North Korea Calls for Peace Treaty Talks with U.S. - New York Times [link]
- North Korea on Monday proposed talks with the United States to reach a formal peace treaty that would replace the truce that ended the Korean War 57 years ago, indicating it would not give up its nuclear weapons until Washington signed such an accord.
- “If a peace treaty is signed, it will help resolve hostile relations between North Korea and the United States and speed up the denuclearization of the Korean Peninsula,” the North Korean Foreign Ministry said in a statement carried by the North’s state-run news agency, K.C.N.A.

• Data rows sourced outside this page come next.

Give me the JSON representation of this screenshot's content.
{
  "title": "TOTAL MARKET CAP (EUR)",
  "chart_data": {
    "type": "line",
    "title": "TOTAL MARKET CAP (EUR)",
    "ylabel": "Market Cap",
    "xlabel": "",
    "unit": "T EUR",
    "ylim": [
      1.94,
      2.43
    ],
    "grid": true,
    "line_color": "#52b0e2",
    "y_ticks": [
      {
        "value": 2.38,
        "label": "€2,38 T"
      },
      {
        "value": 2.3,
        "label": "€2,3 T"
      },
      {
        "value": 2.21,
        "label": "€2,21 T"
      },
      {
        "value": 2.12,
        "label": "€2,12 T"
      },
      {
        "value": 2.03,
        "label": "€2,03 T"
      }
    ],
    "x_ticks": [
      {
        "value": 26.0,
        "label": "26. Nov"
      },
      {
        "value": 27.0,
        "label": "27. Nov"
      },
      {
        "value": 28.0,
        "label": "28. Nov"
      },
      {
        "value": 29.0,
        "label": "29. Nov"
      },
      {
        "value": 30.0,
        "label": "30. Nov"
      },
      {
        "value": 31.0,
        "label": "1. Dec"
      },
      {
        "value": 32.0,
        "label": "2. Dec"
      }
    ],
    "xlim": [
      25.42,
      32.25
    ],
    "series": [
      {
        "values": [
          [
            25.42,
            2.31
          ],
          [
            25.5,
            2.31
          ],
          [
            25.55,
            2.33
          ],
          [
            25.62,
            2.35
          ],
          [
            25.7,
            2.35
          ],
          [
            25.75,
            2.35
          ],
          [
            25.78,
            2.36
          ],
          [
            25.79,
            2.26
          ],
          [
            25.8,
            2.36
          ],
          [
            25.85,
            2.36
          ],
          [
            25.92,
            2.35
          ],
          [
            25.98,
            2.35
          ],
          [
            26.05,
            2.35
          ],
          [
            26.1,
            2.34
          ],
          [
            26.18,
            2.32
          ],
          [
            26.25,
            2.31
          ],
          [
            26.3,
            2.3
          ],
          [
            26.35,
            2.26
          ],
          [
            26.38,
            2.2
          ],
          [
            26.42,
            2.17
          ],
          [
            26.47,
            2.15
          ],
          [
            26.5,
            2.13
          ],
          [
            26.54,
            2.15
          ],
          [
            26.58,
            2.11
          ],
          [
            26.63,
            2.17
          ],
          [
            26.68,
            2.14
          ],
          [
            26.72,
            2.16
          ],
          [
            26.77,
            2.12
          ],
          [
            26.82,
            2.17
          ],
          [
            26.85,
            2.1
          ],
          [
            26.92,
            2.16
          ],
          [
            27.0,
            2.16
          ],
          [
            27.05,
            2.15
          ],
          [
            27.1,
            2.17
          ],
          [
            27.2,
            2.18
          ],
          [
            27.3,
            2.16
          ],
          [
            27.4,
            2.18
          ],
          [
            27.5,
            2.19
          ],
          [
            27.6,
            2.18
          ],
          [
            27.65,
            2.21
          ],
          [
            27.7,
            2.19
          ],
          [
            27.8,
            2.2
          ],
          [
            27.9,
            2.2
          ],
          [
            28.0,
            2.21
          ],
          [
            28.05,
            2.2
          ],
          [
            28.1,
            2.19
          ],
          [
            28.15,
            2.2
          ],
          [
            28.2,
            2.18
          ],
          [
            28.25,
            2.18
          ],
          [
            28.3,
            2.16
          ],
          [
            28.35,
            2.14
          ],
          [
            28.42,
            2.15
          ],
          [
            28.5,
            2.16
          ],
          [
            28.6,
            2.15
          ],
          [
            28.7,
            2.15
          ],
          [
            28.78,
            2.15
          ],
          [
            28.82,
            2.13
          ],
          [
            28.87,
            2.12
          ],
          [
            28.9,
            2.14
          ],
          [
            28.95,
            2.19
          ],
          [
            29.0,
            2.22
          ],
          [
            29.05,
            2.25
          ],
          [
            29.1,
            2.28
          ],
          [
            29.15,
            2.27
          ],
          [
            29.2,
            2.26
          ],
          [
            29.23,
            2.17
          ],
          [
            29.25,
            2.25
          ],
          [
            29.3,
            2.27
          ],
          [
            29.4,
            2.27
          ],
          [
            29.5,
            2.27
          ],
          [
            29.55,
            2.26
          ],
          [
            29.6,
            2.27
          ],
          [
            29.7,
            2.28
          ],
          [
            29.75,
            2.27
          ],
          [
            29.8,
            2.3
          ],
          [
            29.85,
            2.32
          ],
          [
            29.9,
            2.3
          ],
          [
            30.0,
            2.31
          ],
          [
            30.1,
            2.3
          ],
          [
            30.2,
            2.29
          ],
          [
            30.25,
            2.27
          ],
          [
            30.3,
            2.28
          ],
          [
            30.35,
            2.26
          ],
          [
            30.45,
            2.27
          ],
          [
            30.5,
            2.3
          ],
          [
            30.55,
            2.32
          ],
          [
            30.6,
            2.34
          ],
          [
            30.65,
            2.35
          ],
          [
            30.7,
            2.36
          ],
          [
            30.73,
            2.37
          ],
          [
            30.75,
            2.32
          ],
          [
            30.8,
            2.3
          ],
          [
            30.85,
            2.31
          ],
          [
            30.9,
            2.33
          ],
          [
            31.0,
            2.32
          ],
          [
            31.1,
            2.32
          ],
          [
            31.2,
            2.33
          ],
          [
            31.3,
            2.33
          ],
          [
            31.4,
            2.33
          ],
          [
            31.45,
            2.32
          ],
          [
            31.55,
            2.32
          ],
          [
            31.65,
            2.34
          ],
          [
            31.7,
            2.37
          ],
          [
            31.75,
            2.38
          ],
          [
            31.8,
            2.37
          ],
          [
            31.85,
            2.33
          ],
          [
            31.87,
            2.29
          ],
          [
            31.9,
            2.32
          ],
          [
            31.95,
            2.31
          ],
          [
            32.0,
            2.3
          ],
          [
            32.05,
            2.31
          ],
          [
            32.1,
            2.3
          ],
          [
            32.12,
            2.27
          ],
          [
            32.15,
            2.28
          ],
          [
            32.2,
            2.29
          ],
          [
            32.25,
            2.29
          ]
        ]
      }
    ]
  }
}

- Stephen W. Bosworth, President Obama’s special representative on North Korea, visited the capital, Pyongyang, last month, said the United States could discuss a peace treaty and other incentives only when the process of denuclearizing the Korean Peninsula gained “significant traction.”
A View from the Dark Side
A Nonstarter on Arms Control - Ariel Cohen in the New York Times [link]
- The Kremlin feels it has a winning hand in the nuclear bargaining as the follow-on treaty is considered more important to the United States than Russia. The White House already ceded deployment of a stationary missile defense in Poland and the Czech Republic and has agreed to pull U.S. inspectors from a missile factory in Votkinsk, Russia. The removal will make it impossible to monitor production of Russia’s new RS-24 mobile multi-warhead ICBMs. This missile will be the mainstay of Russian strategic forces by 2016. Thus, the stronger party starts looking like a loser.
- To put it simply, the new treaty must not compromise U.S. or allied national security. It should not limit U.S. missile defenses or nuclear modernization. The U.S. should oppose a Russian offensive nuclear posture, and counter the further lowering of the nuclear threshold. The United States should pursue a “protect and defend” strategy, which includes a defensive nuclear posture, missile defenses and nuclear modernization.